TWO YEARS. I can't help but tear up at the words. Two years was all one with this diagnosis used to be able to expect to live. (The curve actually goes out a little higher; but in real-world observation, most of my friends have made it two years after diagnosis of metastasis. Shortest time has been two weeks. Statistically, only 50% are alive 5 years later.) But now, ALL those prognoses are WRECKED and off the table.

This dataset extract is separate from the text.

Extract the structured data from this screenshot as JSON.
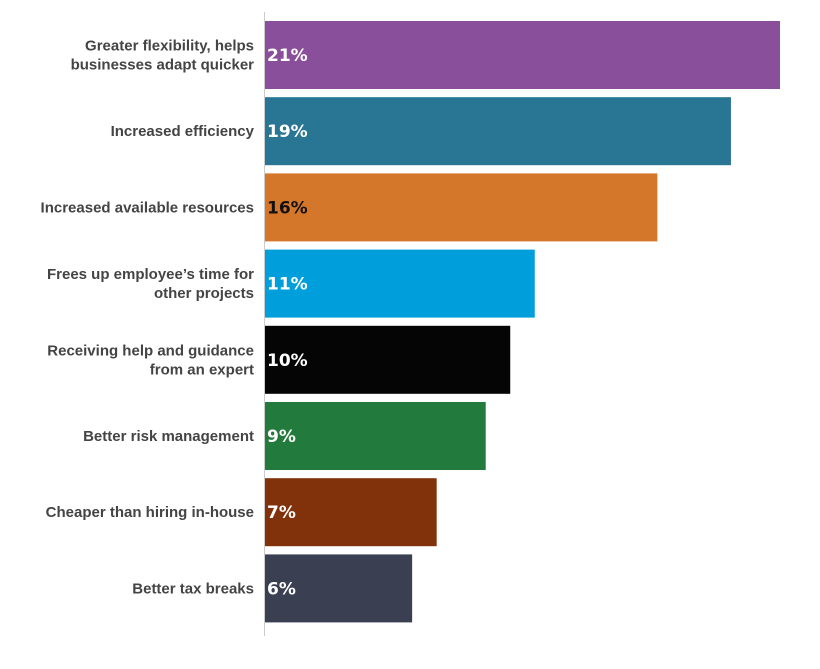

I am so not a cancer victim and never have been: the words "Why me?" are absolutely foreign to me. I have always felt I was the little canary in the cage, going down into the dark unknown to make sure it's safe for those to follow. I don't mind being the guinea pig, to mix my metaphors; it's a role I've had a few times in life (beginning in childhood--and definitely in jr high, when I was studied at USC for a very rare bone condition).

We are pioneers of 21st C chronic-cancer management, helping to push the test envelope so that all the warriors yet to come will have therapeutic treatment for 4th-stage cancer, not just palliative care.